Khashoggi asserted that the Yemen war not only was unwinnable but also would make the kingdom less secure. It has “increased the likelihood of domestic casualties and damage,” he wrote in a September 2018 column, which hinted that U.S.-made Patriot missile systems might not be enough to defend critical targets. A year later, he was proved tragically right when drones and cruise missiles, probably launched by Iran but claimed by Yemen’s Houthi rebels, evaded those defenses and devastated the largest Saudi oil production complex.

One likely consequence of that attack is a further delay in the centerpiece of Mohammed bin Salman’s economic program, the international sale of shares in the state oil company, Aramco. At the same time, support in Washington for defending the Saudi regime against further strikes is at one of its weakest points. House Speaker Nancy Pelosi, D-Calif., cited Khashoggi when she said she would “absolutely not” support U.S. military action on behalf of the kingdom. “Please,” Pelosi said, adding that the United States was dealing with “the person who chopped up a reporter and dissolved his remains in chemicals. . . . I don’t see any responsibility for us to protect and defend Saudi Arabia.”

Mohammed bin Salman also is losing ground in his campaign to stifle free expression and democracy in the Middle East. The Saudis and the United Arab Emirates gave billions to prop up Sudan’s military regime in the hope it would withstand a mass protest movement, only to see the generals strike a deal for a three-year transition to democracy. Algeria, too, has seen the rise of a powerful democracy movement, and Tunisia is holding a robustly competitive presidential election. Recently, protests erupted in Egypt, where another military regime has received billions in Saudi subsidies, after a dissident businessman’s message went viral.
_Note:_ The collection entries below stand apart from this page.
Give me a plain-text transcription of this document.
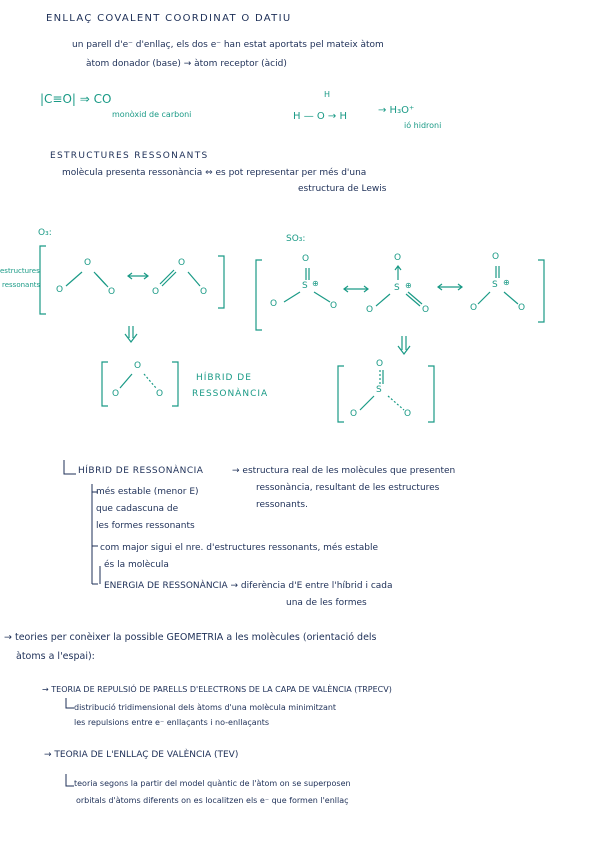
ENLLAÇ COVALENT COORDINAT O DATIU
un parell d'e⁻ d'enllaç, els dos e⁻ han estat aportats pel mateix àtom
àtom donador (base) → àtom receptor (àcid)
|C≡O| ⇒ CO
monòxid de carboni
H
H — O → H
→ H₃O⁺
ió hidroni
ESTRUCTURES RESSONANTS
molècula presenta ressonància ⇔ es pot representar per més d'una
estructura de Lewis
O₃:
SO₃:
estructures
ressonants
O
O	O
O
O	O
O
O	O
HÍBRID DE
RESSONÀNCIA
O
S ⊕
O	O
O
S ⊕
O	O
O
S ⊕
O	O
O
S
O	O
HÍBRID DE RESSONÀNCIA	→ estructura real de les molècules que presenten
ressonància, resultant de les estructures
ressonants.
més estable (menor E)
que cadascuna de
les formes ressonants
com major sigui el nre. d'estructures ressonants, més estable
és la molècula
ENERGIA DE RESSONÀNCIA → diferència d'E entre l'híbrid i cada
una de les formes
→ teories per conèixer la possible GEOMETRIA a les molècules (orientació dels
àtoms a l'espai):
→ TEORIA DE REPULSIÓ DE PARELLS D'ELECTRONS DE LA CAPA DE VALÈNCIA (TRPECV)
distribució tridimensional dels àtoms d'una molècula minimitzant
les repulsions entre e⁻ enllaçants i no-enllaçants
→ TEORIA DE L'ENLLAÇ DE VALÈNCIA (TEV)
teoria segons la partir del model quàntic de l'àtom on se superposen
orbitals d'àtoms diferents on es localitzen els e⁻ que formen l'enllaç
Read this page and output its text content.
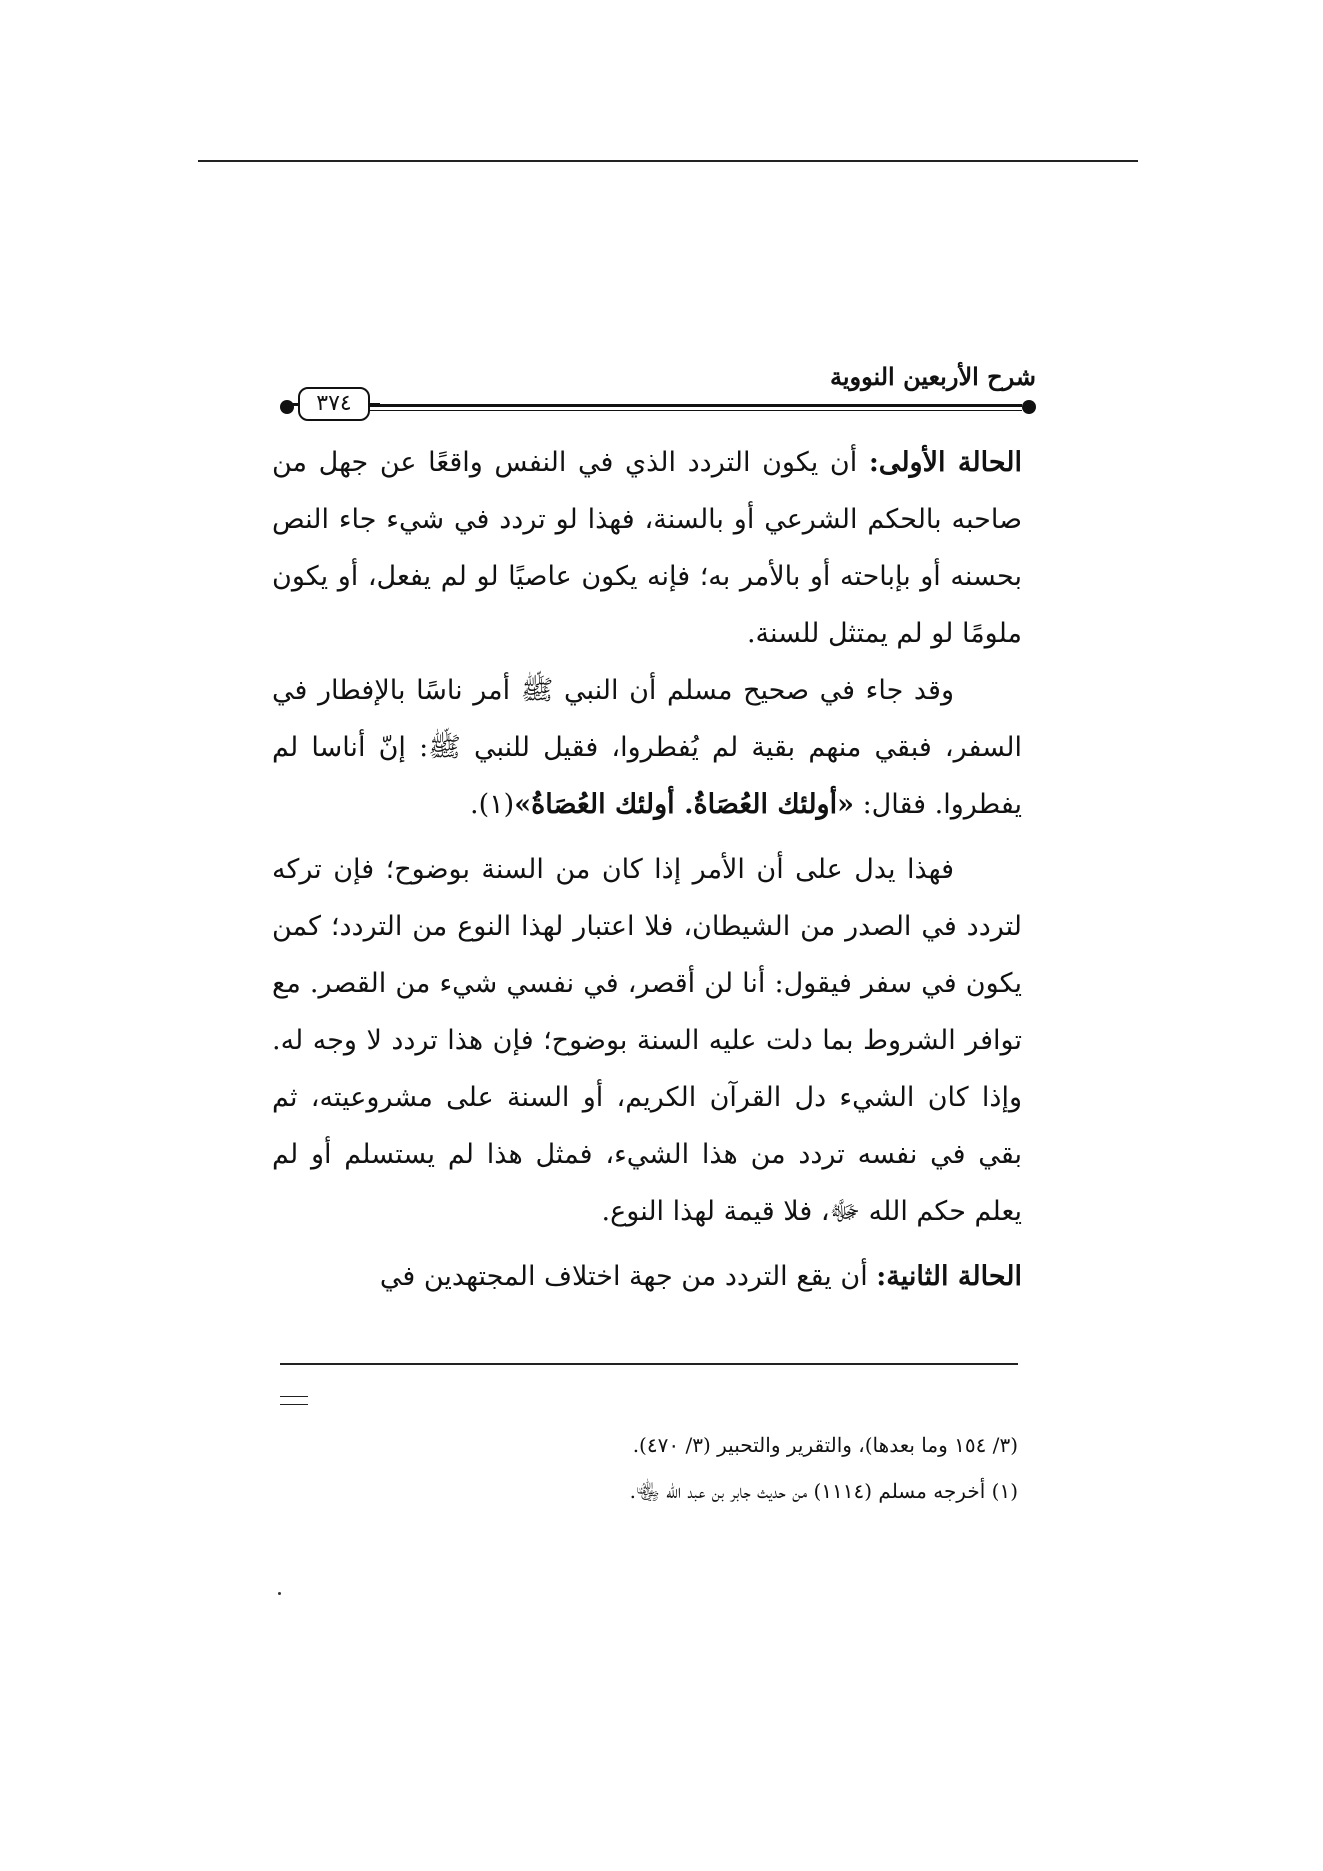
شرح الأربعين النووية
٣٧٤

الحالة الأولى: أن يكون التردد الذي في النفس واقعًا عن جهل من صاحبه بالحكم الشرعي أو بالسنة، فهذا لو تردد في شيء جاء النص بحسنه أو بإباحته أو بالأمر به؛ فإنه يكون عاصيًا لو لم يفعل، أو يكون ملومًا لو لم يمتثل للسنة.

وقد جاء في صحيح مسلم أن النبي ﷺ أمر ناسًا بالإفطار في السفر، فبقي منهم بقية لم يُفطروا، فقيل للنبي ﷺ: إنّ أناسا لم يفطروا. فقال: «أولئك العُصَاةُ. أولئك العُصَاةُ»(١).

فهذا يدل على أن الأمر إذا كان من السنة بوضوح؛ فإن تركه لتردد في الصدر من الشيطان، فلا اعتبار لهذا النوع من التردد؛ كمن يكون في سفر فيقول: أنا لن أقصر، في نفسي شيء من القصر. مع توافر الشروط بما دلت عليه السنة بوضوح؛ فإن هذا تردد لا وجه له. وإذا كان الشيء دل القرآن الكريم، أو السنة على مشروعيته، ثم بقي في نفسه تردد من هذا الشيء، فمثل هذا لم يستسلم أو لم يعلم حكم الله ﷻ، فلا قيمة لهذا النوع.

الحالة الثانية: أن يقع التردد من جهة اختلاف المجتهدين في

(٣/ ١٥٤ وما بعدها)، والتقرير والتحبير (٣/ ٤٧٠).

(١) أخرجه مسلم (١١١٤) من حديث جابر بن عبد الله ﵄.
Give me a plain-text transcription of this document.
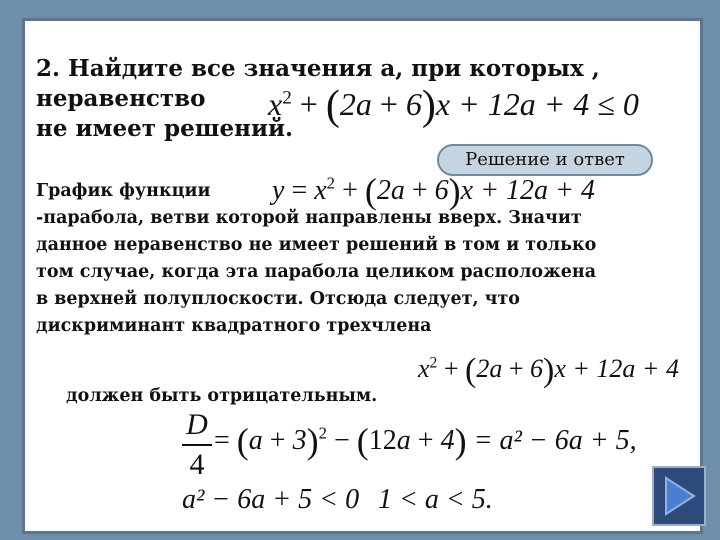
2. Найдите все значения а, при которых ,
неравенство
не имеет решений.
$x^2 + (2a + 6)x + 12a + 4 \le 0$
Решение и ответ
График функции
-парабола, ветви которой направлены вверх. Значит
данное неравенство не имеет решений в том и только
том случае, когда эта парабола целиком расположена
в верхней полуплоскости. Отсюда следует, что
дискриминант квадратного трехчлена
$y = x^2 + (2a + 6)x + 12a + 4$
$x^2 + (2a + 6)x + 12a + 4$
должен быть отрицательным.
D
4
= $(a + 3)^2 - (12a + 4) = a^2 - 6a + 5$,
a² − 6a + 5 < 0 1 < a < 5.
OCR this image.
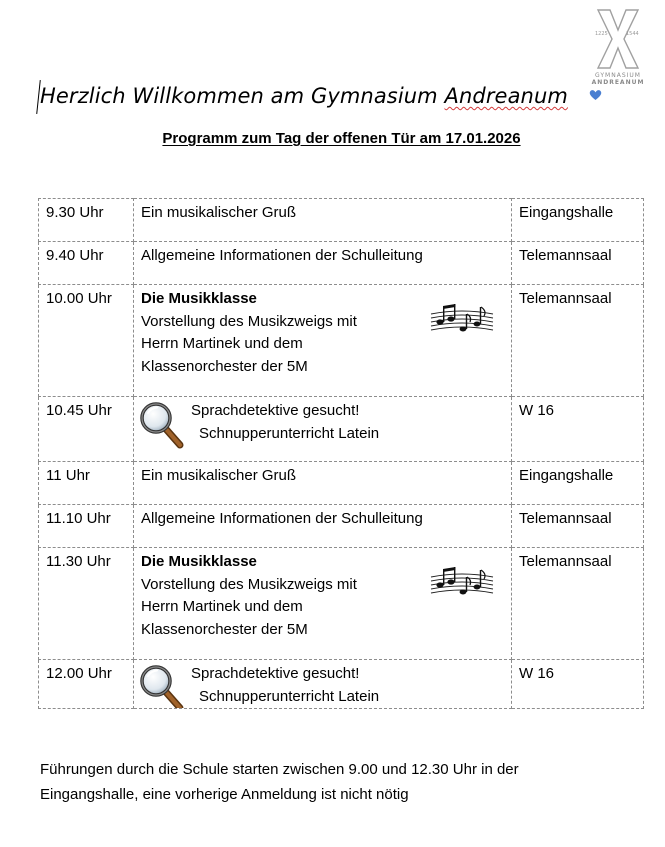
1225	1544
GYMNASIUM
ANDREANUM
Herzlich Willkommen am Gymnasium Andreanum
Programm zum Tag der offenen Tür am 17.01.2026
9.30 Uhr	Ein musikalischer Gruß	Eingangshalle
9.40 Uhr	Allgemeine Informationen der Schulleitung	Telemannsaal
10.00 Uhr	Die Musikklasse
Vorstellung des Musikzweigs mit
Herrn Martinek und dem
Klassenorchester der 5M	Telemannsaal
10.45 Uhr	Sprachdetektive gesucht!
Schnupperunterricht Latein	W 16
11 Uhr	Ein musikalischer Gruß	Eingangshalle
11.10 Uhr	Allgemeine Informationen der Schulleitung	Telemannsaal
11.30 Uhr	Die Musikklasse
Vorstellung des Musikzweigs mit
Herrn Martinek und dem
Klassenorchester der 5M	Telemannsaal
12.00 Uhr	Sprachdetektive gesucht!
Schnupperunterricht Latein	W 16
Führungen durch die Schule starten zwischen 9.00 und 12.30 Uhr in der Eingangshalle, eine vorherige Anmeldung ist nicht nötig
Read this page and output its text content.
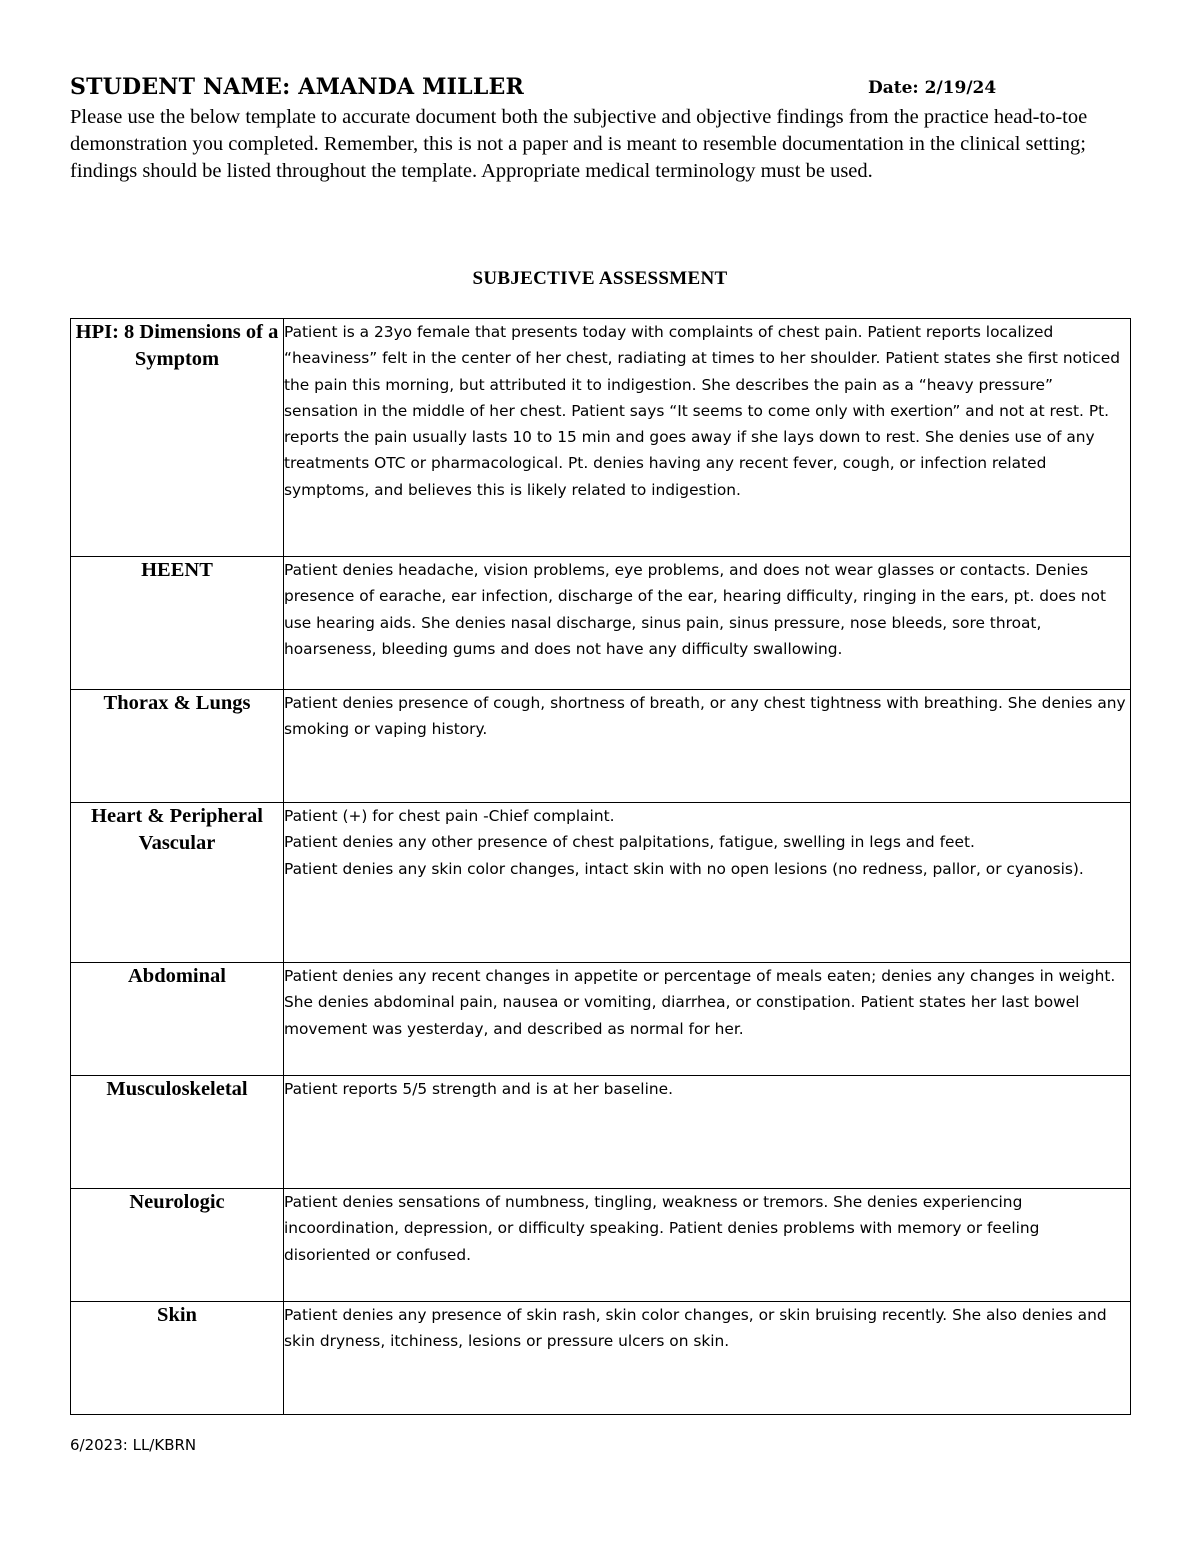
STUDENT NAME: AMANDA MILLER	Date: 2/19/24
Please use the below template to accurate document both the subjective and objective findings from the practice head-to-toe demonstration you completed. Remember, this is not a paper and is meant to resemble documentation in the clinical setting; findings should be listed throughout the template. Appropriate medical terminology must be used.
SUBJECTIVE ASSESSMENT
HPI: 8 Dimensions of a Symptom	Patient is a 23yo female that presents today with complaints of chest pain. Patient reports localized “heaviness” felt in the center of her chest, radiating at times to her shoulder. Patient states she first noticed the pain this morning, but attributed it to indigestion. She describes the pain as a “heavy pressure” sensation in the middle of her chest. Patient says “It seems to come only with exertion” and not at rest. Pt. reports the pain usually lasts 10 to 15 min and goes away if she lays down to rest. She denies use of any treatments OTC or pharmacological. Pt. denies having any recent fever, cough, or infection related symptoms, and believes this is likely related to indigestion.
HEENT	Patient denies headache, vision problems, eye problems, and does not wear glasses or contacts. Denies presence of earache, ear infection, discharge of the ear, hearing difficulty, ringing in the ears, pt. does not use hearing aids. She denies nasal discharge, sinus pain, sinus pressure, nose bleeds, sore throat, hoarseness, bleeding gums and does not have any difficulty swallowing.
Thorax & Lungs	Patient denies presence of cough, shortness of breath, or any chest tightness with breathing. She denies any smoking or vaping history.
Heart & Peripheral Vascular	Patient (+) for chest pain -Chief complaint.
Patient denies any other presence of chest palpitations, fatigue, swelling in legs and feet.
Patient denies any skin color changes, intact skin with no open lesions (no redness, pallor, or cyanosis).

Abdominal	Patient denies any recent changes in appetite or percentage of meals eaten; denies any changes in weight. She denies abdominal pain, nausea or vomiting, diarrhea, or constipation. Patient states her last bowel movement was yesterday, and described as normal for her.
Musculoskeletal	Patient reports 5/5 strength and is at her baseline.
Neurologic	Patient denies sensations of numbness, tingling, weakness or tremors. She denies experiencing incoordination, depression, or difficulty speaking. Patient denies problems with memory or feeling disoriented or confused.
Skin	Patient denies any presence of skin rash, skin color changes, or skin bruising recently. She also denies and skin dryness, itchiness, lesions or pressure ulcers on skin.
6/2023: LL/KBRN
Mohammed bin Salman’s policies are carrying him toward a dead end – maybe even a precipitous crash. Trump, mired in scandal and preoccupied with his reelection campaign, is unlikely to do much to help him. The crown prince might still rescue himself, but only if he finally heeds the advice Khashoggi offered him: Release female activists and other political prisoners and punish those who tortured them; end the war in Yemen; allow peaceful critics like Khashoggi to come home and speak freely. Last but not least, the crown prince should stop offering half-truths and accept full responsibility for ordering the murder.

We don’t expect that to happen any time soon. But we believe history will show that our lost friend and colleague Jamal Khashoggi was on the right side of the debate that Mohammed bin Salman thought, mistakenly, he could win with a bone saw.